PARIS: When the email landed to say they had been selected to be among the very few spectators allowed into Roland Garros this year, Jean-Baptiste Guinchard and his sister Anne-Lise were so astounded to have luck that good that they immediately went out and bought lottery tickets.
As it turned out, their lottery picks weren’t winners. But the siblings still counted themselves hugely fortunate to have been among the privileged few in attendance for the mostly weird, partly wonderful start Sunday of the French Open, pushed back from May-June to an unfamiliar autumn slot and robbed of nearly all its spectators by the coronavirus.
Ticket-holders, capped at just 1,000 per day, found themselves disconcerted, lacking bearings, as they rattled almost alone around the usually jam-packed Roland Garros tournament site on Paris’ western fringes, with a luxury of empty seats and their pick of matches to choose from.
With hardly anyone to cater to, food and drink stalls were closed and usually crowded aisles were empty, giving the place the feel of a damp and deserted out-of-season resort.
It’s surreal, so strange, said Jean-Baptiste Guinchard, a theater actor. There is no atmosphere.”

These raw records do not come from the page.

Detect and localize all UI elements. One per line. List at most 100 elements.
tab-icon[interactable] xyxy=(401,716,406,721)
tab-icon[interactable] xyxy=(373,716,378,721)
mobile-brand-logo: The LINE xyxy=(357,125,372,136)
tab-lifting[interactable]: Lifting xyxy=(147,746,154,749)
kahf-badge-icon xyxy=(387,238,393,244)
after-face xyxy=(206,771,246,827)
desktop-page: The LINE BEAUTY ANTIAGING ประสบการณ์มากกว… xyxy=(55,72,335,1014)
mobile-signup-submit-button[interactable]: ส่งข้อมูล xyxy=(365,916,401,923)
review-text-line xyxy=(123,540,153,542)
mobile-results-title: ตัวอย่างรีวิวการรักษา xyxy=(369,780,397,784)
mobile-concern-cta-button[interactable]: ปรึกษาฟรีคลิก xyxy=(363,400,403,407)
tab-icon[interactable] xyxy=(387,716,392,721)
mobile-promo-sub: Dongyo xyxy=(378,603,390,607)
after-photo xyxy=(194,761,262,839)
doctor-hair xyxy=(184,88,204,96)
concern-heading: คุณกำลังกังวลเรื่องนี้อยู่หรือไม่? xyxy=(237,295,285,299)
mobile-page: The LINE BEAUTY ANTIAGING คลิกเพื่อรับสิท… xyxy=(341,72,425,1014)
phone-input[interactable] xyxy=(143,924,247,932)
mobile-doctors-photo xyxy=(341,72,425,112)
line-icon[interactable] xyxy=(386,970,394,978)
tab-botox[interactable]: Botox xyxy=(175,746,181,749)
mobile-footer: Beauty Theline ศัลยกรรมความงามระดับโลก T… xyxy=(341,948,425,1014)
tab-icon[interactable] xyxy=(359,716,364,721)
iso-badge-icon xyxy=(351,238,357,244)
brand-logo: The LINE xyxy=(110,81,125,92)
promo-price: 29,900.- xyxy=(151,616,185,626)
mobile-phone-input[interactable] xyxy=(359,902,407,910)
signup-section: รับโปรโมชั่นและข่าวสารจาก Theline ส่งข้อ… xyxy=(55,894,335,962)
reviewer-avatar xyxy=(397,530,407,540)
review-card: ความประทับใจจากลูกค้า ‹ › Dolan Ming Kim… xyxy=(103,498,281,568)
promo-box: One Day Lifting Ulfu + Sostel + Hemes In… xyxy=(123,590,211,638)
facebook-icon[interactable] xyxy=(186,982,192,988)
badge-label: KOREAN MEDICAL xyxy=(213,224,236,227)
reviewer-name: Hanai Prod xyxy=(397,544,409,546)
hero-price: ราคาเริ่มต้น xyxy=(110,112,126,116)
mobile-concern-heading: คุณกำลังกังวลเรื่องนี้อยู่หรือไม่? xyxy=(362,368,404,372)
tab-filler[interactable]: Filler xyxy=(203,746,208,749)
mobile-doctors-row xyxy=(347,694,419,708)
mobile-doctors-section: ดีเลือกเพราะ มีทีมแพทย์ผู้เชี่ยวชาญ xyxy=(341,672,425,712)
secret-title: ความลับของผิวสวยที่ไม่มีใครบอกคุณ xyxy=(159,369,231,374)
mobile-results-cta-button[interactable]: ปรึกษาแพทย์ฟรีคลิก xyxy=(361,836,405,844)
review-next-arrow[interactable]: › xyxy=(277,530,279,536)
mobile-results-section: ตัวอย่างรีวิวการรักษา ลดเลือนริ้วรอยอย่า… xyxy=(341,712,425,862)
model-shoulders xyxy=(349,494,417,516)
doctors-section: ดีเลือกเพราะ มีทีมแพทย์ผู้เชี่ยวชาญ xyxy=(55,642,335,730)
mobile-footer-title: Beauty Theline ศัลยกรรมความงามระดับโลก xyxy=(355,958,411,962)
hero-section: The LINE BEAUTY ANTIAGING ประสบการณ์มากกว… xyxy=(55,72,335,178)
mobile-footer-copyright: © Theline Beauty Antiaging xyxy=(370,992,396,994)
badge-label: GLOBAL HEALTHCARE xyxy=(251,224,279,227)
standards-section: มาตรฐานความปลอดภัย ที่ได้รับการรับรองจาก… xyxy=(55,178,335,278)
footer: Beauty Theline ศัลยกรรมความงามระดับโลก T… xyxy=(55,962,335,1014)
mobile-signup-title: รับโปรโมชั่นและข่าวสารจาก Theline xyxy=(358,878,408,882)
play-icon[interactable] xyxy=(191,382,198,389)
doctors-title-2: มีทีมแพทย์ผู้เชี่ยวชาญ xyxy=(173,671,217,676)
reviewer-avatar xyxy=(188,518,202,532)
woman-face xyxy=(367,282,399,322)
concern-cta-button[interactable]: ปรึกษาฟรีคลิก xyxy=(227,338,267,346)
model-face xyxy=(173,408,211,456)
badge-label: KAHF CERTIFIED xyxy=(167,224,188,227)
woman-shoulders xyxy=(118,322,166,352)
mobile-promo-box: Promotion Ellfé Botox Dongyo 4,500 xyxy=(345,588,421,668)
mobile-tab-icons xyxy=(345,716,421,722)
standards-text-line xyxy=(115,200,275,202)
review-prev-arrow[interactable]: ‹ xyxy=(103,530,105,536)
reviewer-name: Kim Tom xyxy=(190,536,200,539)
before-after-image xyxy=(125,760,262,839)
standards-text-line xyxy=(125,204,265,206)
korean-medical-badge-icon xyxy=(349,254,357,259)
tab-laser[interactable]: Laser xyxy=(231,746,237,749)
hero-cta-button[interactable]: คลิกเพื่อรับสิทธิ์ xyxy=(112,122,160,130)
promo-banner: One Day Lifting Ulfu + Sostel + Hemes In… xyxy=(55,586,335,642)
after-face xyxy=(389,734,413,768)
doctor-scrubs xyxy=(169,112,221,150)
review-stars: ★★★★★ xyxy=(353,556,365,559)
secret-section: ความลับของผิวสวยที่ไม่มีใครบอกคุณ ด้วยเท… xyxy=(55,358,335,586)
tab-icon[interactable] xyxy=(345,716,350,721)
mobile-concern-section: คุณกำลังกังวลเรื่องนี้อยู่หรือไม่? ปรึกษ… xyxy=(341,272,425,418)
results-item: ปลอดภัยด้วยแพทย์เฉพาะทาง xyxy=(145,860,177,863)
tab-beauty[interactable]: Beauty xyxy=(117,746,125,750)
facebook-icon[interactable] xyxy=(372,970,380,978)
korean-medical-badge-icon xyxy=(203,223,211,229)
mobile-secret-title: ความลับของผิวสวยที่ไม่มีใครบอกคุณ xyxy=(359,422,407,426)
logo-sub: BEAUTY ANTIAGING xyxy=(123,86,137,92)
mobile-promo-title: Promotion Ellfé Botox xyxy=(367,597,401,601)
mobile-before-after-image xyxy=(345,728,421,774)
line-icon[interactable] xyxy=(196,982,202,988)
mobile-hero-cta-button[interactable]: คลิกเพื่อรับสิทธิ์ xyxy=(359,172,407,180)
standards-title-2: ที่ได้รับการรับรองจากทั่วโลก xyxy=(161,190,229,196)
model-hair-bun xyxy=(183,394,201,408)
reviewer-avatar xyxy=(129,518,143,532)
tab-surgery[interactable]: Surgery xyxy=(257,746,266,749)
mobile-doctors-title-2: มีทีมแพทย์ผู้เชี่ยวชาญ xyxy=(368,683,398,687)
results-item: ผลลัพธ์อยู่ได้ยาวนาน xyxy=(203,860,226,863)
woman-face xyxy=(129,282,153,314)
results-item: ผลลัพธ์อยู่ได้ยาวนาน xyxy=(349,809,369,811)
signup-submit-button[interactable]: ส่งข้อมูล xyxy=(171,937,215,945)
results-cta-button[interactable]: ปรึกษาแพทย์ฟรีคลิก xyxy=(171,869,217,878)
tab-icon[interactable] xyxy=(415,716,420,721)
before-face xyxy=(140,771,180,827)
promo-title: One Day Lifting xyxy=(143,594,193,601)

Still, he and his sister were still of the glass-half-full opinion that even an unrecognizable French Open was better than no French Open at all. That was the route taken by Wimbledon, canceled this year.

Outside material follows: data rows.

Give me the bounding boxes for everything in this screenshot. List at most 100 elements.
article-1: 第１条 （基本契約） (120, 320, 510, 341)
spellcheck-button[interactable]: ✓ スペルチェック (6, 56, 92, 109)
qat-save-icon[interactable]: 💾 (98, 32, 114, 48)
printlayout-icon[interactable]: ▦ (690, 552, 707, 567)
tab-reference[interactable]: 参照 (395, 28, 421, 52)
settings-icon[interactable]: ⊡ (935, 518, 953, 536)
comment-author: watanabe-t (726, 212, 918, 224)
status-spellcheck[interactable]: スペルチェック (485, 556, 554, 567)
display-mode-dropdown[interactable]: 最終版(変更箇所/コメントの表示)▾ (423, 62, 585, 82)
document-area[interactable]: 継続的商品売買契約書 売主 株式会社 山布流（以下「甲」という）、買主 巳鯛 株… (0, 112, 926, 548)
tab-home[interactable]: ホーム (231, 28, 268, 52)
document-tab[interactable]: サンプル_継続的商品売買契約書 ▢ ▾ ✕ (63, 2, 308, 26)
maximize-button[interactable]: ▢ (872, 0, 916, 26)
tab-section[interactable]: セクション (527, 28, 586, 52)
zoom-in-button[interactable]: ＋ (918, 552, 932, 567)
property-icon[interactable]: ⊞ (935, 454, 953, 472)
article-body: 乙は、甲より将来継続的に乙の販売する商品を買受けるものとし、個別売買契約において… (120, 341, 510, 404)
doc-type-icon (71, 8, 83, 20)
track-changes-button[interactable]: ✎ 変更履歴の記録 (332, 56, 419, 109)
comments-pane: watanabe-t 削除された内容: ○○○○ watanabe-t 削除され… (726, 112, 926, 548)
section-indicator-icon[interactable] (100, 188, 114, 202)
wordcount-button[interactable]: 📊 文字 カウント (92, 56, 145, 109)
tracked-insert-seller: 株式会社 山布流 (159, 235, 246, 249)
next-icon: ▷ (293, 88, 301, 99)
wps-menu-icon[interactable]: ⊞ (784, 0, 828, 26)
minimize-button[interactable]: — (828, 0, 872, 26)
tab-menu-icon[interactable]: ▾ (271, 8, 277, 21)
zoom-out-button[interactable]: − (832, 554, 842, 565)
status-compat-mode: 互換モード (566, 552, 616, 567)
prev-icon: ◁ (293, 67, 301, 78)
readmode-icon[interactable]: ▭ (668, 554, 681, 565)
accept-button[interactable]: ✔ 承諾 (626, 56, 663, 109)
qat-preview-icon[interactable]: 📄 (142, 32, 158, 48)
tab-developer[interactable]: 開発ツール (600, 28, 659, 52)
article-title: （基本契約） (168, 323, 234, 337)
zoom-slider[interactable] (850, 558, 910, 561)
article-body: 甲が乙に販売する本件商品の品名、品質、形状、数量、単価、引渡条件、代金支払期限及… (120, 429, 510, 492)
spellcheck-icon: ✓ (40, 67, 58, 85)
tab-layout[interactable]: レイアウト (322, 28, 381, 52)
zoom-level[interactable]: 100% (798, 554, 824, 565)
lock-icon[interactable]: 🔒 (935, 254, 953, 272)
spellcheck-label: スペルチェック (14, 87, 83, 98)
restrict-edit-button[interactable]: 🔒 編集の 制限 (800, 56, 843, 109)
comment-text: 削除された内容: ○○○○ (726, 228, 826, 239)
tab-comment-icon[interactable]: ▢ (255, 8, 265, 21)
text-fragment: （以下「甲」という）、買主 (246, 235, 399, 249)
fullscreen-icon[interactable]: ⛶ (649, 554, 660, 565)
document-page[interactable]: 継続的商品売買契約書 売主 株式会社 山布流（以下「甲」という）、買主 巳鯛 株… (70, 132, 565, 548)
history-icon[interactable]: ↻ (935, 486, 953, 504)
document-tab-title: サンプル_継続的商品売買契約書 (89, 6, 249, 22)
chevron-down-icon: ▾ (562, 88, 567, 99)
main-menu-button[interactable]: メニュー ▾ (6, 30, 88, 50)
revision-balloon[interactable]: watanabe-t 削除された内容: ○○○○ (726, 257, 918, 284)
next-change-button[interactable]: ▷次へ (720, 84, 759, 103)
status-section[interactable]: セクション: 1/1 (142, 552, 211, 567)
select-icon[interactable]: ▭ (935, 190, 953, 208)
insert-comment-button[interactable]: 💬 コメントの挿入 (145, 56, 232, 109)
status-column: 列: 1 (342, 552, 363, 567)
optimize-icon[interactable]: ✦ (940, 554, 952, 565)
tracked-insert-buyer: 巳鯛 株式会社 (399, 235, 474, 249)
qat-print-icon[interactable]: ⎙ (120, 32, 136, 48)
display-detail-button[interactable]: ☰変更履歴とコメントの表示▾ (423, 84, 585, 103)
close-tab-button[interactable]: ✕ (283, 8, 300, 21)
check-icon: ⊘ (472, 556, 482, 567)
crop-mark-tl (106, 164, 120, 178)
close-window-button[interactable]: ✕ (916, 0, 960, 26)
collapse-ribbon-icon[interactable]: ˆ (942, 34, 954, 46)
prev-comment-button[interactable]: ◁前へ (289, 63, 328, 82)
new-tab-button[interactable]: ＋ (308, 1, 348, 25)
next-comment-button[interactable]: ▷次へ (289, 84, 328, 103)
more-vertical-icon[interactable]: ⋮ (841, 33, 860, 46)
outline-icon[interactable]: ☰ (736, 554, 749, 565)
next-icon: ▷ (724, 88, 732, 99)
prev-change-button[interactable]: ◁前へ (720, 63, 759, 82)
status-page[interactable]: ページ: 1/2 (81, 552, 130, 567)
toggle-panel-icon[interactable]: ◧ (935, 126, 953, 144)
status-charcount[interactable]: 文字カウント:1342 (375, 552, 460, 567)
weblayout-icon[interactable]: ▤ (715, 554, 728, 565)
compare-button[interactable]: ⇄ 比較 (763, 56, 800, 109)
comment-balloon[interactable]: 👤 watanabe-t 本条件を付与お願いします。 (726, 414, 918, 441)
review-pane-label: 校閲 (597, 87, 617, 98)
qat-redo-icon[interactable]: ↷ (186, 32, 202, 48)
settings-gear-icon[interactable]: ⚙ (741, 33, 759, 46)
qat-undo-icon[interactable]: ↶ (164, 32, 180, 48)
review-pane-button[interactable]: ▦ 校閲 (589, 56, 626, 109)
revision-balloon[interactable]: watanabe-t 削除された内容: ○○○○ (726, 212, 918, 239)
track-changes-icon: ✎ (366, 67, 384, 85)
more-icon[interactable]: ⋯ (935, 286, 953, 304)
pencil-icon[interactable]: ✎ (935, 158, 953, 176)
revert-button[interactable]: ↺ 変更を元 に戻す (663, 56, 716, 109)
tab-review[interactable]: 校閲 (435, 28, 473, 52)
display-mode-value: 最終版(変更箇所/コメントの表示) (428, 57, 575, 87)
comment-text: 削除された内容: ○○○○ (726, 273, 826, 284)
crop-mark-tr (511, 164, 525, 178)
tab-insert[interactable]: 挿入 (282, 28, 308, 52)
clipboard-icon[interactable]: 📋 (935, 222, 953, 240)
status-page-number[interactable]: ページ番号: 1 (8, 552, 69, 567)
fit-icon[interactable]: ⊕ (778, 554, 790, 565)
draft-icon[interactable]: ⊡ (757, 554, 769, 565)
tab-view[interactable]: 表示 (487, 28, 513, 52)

The siblings milked the unique experience by roaming the grounds, watching games here, points there. When first informed Friday that their tickets were still valid, among those picked out in the organizers’ draw, the sister said it felt like the planets are aligned prompting their subsequent decision to then also buy lottery tickets.
Sport, I missed it so much in lockdown, she said. For people’s well-being, it’s important.

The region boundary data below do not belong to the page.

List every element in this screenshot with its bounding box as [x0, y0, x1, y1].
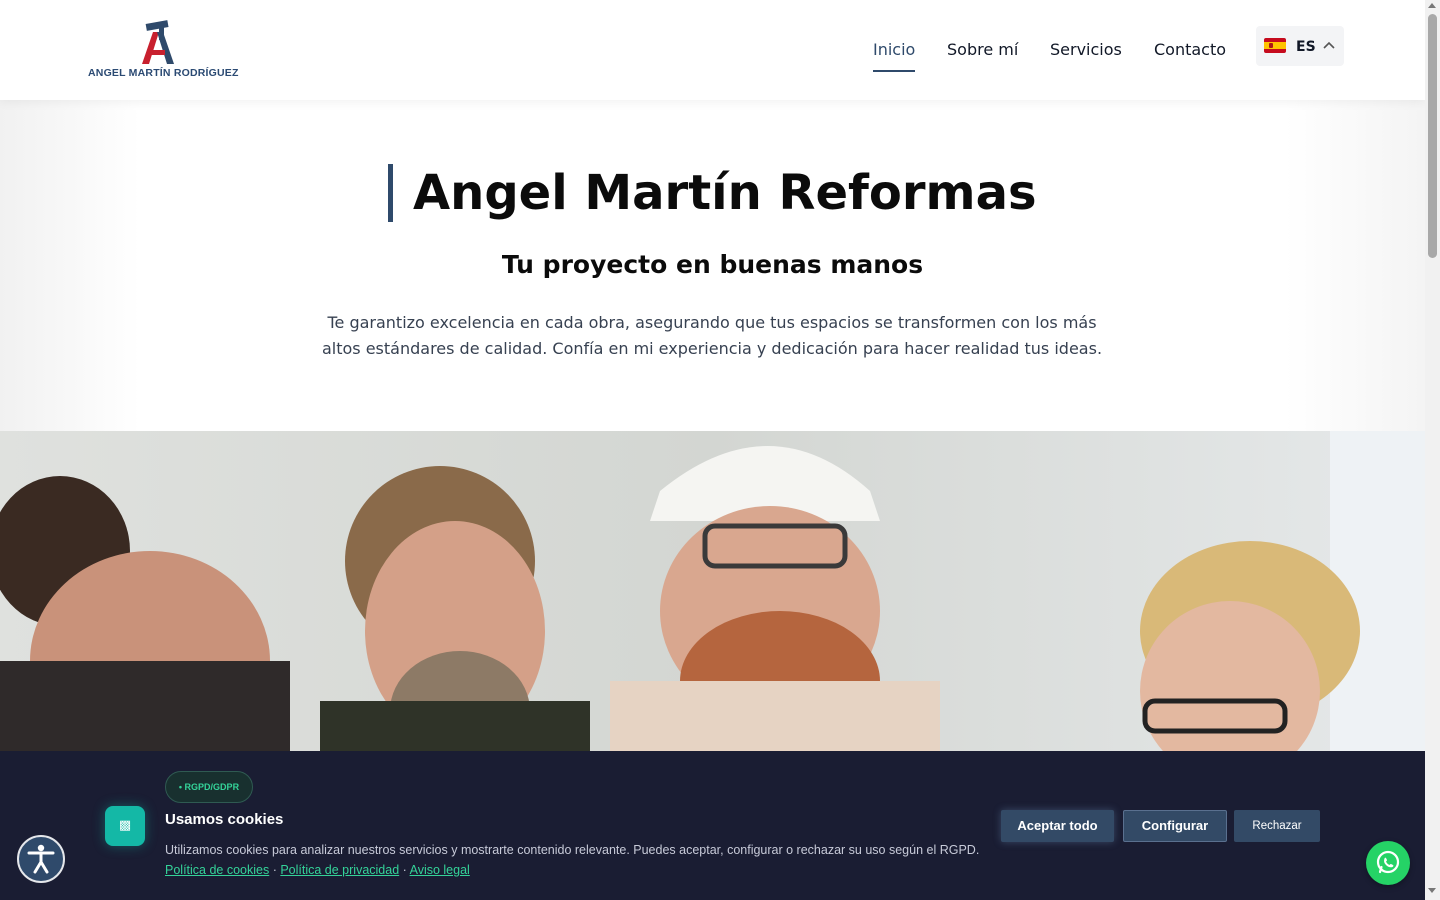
accessibility-button[interactable] [17, 835, 65, 883]
photo-illustration [0, 431, 1425, 751]
cookie-text: Utilizamos cookies para analizar nuestro… [165, 843, 980, 857]
scroll-up-arrow-icon[interactable] [1428, 3, 1436, 8]
page-title: Angel Martín Reformas [388, 164, 1037, 222]
logo-text: ANGEL MARTÍN RODRÍGUEZ [88, 67, 239, 79]
nav-item-inicio[interactable]: Inicio [873, 40, 915, 59]
gdpr-badge: • RGPD/GDPR [165, 771, 253, 803]
configure-button[interactable]: Configurar [1123, 810, 1227, 842]
site-header: ANGEL MARTÍN RODRÍGUEZ Inicio Sobre mí S… [0, 0, 1425, 100]
link-separator: · [269, 863, 281, 877]
cookie-links: Política de cookies · Política de privac… [165, 863, 470, 877]
cookie-banner: • RGPD/GDPR ▩ Usamos cookies Utilizamos … [0, 751, 1425, 900]
nav-item-sobre-mi[interactable]: Sobre mí [947, 40, 1018, 59]
active-nav-indicator [873, 70, 915, 72]
hammer-a-logo-icon [142, 20, 174, 64]
legal-notice-link[interactable]: Aviso legal [410, 863, 470, 877]
nav-item-contacto[interactable]: Contacto [1154, 40, 1226, 59]
scrollbar-thumb[interactable] [1428, 14, 1437, 258]
scroll-down-arrow-icon[interactable] [1428, 888, 1436, 893]
language-selector[interactable]: ES [1256, 26, 1344, 66]
link-separator: · [399, 863, 410, 877]
hero-description: Te garantizo excelencia en cada obra, as… [321, 313, 1103, 358]
page-scrollbar[interactable] [1425, 0, 1440, 900]
site-logo[interactable]: ANGEL MARTÍN RODRÍGUEZ [88, 18, 238, 82]
privacy-policy-link[interactable]: Política de privacidad [280, 863, 399, 877]
whatsapp-icon [1376, 850, 1400, 874]
spain-flag-icon [1264, 38, 1286, 53]
hero-subtitle: Tu proyecto en buenas manos [501, 250, 924, 279]
whatsapp-button[interactable] [1366, 841, 1410, 885]
language-code: ES [1296, 39, 1316, 55]
cookie-policy-link[interactable]: Política de cookies [165, 863, 269, 877]
chevron-up-icon [1323, 41, 1335, 49]
cookie-icon: ▩ [105, 806, 145, 846]
team-construction-photo [0, 431, 1425, 751]
accessibility-icon [27, 844, 55, 874]
reject-button[interactable]: Rechazar [1234, 810, 1320, 842]
cookie-title: Usamos cookies [165, 811, 284, 828]
accept-all-button[interactable]: Aceptar todo [1001, 810, 1114, 842]
nav-item-servicios[interactable]: Servicios [1050, 40, 1122, 59]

But huddling against the cold in the central Philippe Chatrier arena, under its airy new roof that kept its clay court dry when rain stopped play elsewhere, Camille Criton wasn’t so sure that the two-week Grand Slam tournament should still be going ahead amid France’s worsening epidemic.
She, too, had considered herself so lucky when told that she been picked among those still allowed to attend. Organizers, just three weeks ago, were hoping for 11,500 spectators per day. But as the nationwide daily count of new virus cases soared, that was cut to 5,000 and then, last week, to 1,000. They include 750 drawn by lottery and the rest either sponsors guests or VIPs.
But Roland Garros with face masks, hand gel, mostly empty seats and hostile weather turned out not to feel like Roland Garros at all for Criton, a 27-year-old marketing executive. After watching 19-year-old Italian Jannik Sinner beat David Goffin in the first match on Chatrier, with roughly 400 spectators in the stadium built for 15,000, she said: “Its not at all the same. Its only half Roland Garros.
“It should have been canceled, she said.
Still, Sinner was grateful for the thin applause that echoed around the cavernous space. He said tennis needs crowds.
Venus Williams agreed, after a handful of people watched her lose 6-4, 6-4 to Anna Schmiedlova on the smaller Simonne Mathieu court.
At this point, grateful for any fans that are here,” Williams said. “Miss them desperately.
Wrapped up warm against the stiff breezes, spectator Arnaud Cecillon reveled in the intimacy of sharing Roland Garros with so few other people, so much so that its like being a member of staff.”
On Court 7, he was able to get up close to see 21st-seeded John Isner beat French wild card Elliot Benchetrit in straight sets, without the need to elbow through crowds.
“It’s a strange mix,” he said. Sad on the one hand for the players. But also a chance to see things we don’t usually see, that we don’t have access to.